Generating a self-signed certificate for postfix on CentOS 6.5

1) Get SSL

yum install openssl

2) Generate a certificate

First make sure /etc/ssl/private and /etc/ssl/certs exist and create them if not. The “-p” argument creates parent directories as needed and suppresses errors if the directories already exist.

mkdir -p /etc/ssl/private
mkdir -p /etc/ssl/certs

Then run the openssl command:

openssl req -new -x509 -key /etc/ssl/private/ssl-cert-snakeoil.key -out /etc/ssl/certs/ssl-cert-snakeoil.pem -days 1826

The -x509 flag specifies the certificate signing utility. This command will issue a 5-year certificate, which of course you can adjust to your preference. For a 10-year key just feed it 3652 days instead of 1826.

3) Do security

You don’t want anyone but root to be able to open your private key, so pull out the default o+r permission on the key file.

chmod o= /etc/ssl/private/ssl-cert-snakeoil.key

4) Restart postfix

Postfix looks for keys in /etc/ssl/ by default, so in most cases all that’s needed is a restart of postfix for SSL to begin working.

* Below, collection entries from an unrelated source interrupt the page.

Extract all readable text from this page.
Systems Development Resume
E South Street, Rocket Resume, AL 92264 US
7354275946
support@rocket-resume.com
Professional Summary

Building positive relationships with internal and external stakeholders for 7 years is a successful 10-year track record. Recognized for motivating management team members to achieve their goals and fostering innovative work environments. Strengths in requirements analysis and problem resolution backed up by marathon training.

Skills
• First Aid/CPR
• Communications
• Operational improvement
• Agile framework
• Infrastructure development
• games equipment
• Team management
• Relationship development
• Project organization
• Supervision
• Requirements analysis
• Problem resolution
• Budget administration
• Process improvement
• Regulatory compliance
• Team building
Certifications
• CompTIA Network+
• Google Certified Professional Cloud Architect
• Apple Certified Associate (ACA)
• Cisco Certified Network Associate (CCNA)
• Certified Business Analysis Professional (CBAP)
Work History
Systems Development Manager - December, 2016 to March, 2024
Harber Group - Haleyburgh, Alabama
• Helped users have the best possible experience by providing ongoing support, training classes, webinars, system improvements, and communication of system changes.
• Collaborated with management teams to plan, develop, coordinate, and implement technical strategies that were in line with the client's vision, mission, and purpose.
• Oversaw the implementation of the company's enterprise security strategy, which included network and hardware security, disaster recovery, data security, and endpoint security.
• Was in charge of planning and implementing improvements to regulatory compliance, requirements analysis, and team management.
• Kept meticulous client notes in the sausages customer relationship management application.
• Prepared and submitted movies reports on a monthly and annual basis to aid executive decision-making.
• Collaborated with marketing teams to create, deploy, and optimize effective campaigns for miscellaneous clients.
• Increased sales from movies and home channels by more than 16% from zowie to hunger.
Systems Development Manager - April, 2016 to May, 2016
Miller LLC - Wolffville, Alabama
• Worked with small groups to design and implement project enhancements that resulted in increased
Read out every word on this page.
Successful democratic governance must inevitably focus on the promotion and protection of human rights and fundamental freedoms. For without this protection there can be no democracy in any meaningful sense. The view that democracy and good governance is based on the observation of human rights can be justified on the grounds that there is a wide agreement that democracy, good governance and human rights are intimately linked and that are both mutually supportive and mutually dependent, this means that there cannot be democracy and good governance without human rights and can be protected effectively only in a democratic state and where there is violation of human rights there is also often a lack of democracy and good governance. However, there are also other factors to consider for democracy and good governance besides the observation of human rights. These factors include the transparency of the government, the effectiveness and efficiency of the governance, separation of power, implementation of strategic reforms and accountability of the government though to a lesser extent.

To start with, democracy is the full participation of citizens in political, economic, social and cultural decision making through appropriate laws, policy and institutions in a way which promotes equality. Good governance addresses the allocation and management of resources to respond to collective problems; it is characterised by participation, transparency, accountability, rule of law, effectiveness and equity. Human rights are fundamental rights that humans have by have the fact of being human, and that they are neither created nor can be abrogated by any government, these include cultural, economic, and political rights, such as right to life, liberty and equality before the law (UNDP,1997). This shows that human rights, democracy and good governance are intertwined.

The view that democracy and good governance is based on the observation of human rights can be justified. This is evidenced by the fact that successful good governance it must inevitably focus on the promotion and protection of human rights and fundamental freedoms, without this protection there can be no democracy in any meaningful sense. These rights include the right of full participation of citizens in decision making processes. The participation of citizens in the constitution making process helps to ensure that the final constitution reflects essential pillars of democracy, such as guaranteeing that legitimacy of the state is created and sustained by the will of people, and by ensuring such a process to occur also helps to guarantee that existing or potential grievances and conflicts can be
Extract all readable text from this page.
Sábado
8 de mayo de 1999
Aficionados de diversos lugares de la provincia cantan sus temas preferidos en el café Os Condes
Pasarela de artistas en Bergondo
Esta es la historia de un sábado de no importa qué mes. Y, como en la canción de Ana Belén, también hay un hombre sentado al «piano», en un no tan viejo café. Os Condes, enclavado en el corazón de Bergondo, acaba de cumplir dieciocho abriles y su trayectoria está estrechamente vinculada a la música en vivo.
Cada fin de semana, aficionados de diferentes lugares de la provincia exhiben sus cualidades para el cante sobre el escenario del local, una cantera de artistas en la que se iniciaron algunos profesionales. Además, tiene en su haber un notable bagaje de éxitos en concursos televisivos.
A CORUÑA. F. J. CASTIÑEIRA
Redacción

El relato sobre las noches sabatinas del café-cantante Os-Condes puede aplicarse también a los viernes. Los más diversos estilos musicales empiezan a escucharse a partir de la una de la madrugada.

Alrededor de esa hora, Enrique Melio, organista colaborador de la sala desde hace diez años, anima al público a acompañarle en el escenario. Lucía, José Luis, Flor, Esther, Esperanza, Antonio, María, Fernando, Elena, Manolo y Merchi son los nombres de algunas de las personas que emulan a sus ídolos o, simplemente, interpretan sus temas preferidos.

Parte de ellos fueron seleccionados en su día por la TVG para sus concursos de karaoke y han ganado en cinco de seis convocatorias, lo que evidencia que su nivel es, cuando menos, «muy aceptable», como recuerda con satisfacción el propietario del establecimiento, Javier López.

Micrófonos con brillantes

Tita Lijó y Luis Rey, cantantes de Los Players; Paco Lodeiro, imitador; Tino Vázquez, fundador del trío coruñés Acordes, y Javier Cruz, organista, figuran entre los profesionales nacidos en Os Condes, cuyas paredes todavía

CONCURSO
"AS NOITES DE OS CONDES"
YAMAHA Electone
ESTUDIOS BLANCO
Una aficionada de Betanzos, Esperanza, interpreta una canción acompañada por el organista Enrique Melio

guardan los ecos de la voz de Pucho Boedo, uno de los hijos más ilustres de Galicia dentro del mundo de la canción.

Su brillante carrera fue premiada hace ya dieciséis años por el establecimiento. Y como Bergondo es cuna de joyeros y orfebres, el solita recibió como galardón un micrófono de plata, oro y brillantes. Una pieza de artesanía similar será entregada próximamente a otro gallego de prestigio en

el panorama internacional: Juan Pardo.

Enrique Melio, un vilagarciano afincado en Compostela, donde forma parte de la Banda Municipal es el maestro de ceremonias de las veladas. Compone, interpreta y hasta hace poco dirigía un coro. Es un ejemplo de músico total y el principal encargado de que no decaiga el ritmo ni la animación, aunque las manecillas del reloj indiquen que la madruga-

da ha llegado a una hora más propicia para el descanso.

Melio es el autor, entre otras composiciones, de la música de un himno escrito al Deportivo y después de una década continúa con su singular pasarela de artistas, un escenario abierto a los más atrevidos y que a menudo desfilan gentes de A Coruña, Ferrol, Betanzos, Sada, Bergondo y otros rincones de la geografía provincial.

/etc/init.d/postfix restart

If not, try specifying the location of your keys manually. You can also use this if you prefer to maintain your keys elsewhere.

postconf -e smtpd_tls_cert_file=/etc/ssl/certs/snakeoil.pem
postconf -e smtpd_tls_key_file=/etc/ssl/private/snakeoil.key

Of course now that I’ve written it down I’ll instinctively remember how to do this for every future server, but hopefully this save someone an hour one of these days.